Tão quente quanto a participação de Depp será a projeção de “Swimming Out Till The Sea Turns Blue”, documentário inédito do artesão autoral do real Jia Zhangke, que traz da China um olhar sobre um encontro literário em Shanxi. O título original é “Yi Zhi You Dao Hai Shui Bian Lan”. Vai ter ainda a exibição (fora de concurso) da série documental “Hillary”, de Nanette Burstein, e “Last and First Men”, .doc islandês de Jóhann Jóhannsson, narrado por Tilda Swinton.
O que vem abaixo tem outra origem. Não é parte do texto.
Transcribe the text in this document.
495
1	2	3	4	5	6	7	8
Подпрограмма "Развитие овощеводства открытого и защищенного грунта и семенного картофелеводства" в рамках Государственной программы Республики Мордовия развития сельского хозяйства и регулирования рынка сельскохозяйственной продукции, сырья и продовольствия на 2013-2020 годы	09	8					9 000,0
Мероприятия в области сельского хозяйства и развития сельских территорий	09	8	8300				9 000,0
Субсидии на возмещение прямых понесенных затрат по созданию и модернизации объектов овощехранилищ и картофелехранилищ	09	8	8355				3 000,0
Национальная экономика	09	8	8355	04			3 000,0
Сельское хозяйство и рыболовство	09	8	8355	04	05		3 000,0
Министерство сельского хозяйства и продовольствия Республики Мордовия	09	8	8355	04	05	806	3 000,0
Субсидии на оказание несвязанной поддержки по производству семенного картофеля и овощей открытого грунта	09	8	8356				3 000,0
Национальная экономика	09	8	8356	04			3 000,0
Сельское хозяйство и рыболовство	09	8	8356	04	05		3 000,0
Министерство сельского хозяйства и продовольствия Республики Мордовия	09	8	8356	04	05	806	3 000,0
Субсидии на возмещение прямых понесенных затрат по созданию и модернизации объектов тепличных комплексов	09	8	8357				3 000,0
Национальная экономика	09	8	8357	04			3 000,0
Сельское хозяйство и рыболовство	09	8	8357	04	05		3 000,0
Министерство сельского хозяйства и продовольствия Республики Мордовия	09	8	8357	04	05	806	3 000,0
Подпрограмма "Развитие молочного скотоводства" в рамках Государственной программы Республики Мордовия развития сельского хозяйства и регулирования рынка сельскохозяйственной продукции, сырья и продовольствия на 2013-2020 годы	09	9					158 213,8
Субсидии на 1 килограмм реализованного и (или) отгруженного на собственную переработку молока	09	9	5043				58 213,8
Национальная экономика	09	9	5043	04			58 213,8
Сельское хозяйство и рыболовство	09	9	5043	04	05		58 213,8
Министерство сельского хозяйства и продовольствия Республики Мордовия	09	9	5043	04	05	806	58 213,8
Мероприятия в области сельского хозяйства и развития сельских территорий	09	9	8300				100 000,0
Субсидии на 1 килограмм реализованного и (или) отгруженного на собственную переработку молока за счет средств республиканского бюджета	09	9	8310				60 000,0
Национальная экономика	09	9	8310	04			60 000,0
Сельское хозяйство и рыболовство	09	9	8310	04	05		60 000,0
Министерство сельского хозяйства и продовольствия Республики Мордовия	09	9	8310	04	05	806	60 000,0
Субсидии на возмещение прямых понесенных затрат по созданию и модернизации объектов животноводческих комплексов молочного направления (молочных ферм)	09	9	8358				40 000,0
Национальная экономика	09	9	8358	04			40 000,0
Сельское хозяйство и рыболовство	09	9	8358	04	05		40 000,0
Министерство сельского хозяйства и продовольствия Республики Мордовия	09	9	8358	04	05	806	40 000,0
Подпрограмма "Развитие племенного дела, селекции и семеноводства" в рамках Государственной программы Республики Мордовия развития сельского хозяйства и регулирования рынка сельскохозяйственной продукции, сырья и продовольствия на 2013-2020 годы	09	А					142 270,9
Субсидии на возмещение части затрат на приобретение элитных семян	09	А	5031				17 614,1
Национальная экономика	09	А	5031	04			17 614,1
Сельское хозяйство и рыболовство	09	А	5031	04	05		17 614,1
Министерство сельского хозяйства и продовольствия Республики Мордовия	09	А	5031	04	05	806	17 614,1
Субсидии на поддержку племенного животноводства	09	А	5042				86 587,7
Quem volta ao evento alemão, também em projeção hors-concours é a realizadora polonesa Agnieszka Holland (de “O jardim secreto”). Ela vem agora com “Charlatan”, um drama sobre os abusos da Guerra Fria. “Existe uma dimensão de impunidade nos governos totalitários do passado, assim como nos de agora, que precisa ser revelada e escancarada. Eu regi numa Europa que institucionalizou o silêncio como legado de um sonho. É hora de falarmos”, disse a cineasta ao P de Pop em Berlim, há um ano.
Estima-se que na quinta seja divulgada a primeira safra de filmes em competição da Berlinale 70, incluindo “Le sel des larmes”, novo trabalho de Philippe Garrel, centrado nas paixões de uma imigrante de origem africana no Velho Mundo. “Eté 84”, de François Ozon, também está cotado para o evento, assim como o novo trabalho da japonesa Naomi Kawase: “Asa ga Kuru”, sobre uma mulher às voltas com a adoção de um bebê. Aposta-se ainda na paulista Laís Bodaznky e seu “Pedro”, com Cauã Reymond de D. Pedro I; na inglesa Sally Potter, com “Molly, que traz Elle Fanning e Javier Bardem vivendo filha e pai em crise); no romeno Cristi Puiu, com “Malmkrog”; e no dinamarquês Thomas Vinterberg, de volta com “Druk”, no qual Mads Mikkelsen encarna um professor alcoólatra.
Saiu hoje a lista de curtas em concurso, que inclui uma representatividade sul-americana com o filme argentino “Playback. Ensayo de una despedida”, de Agustina Comedi.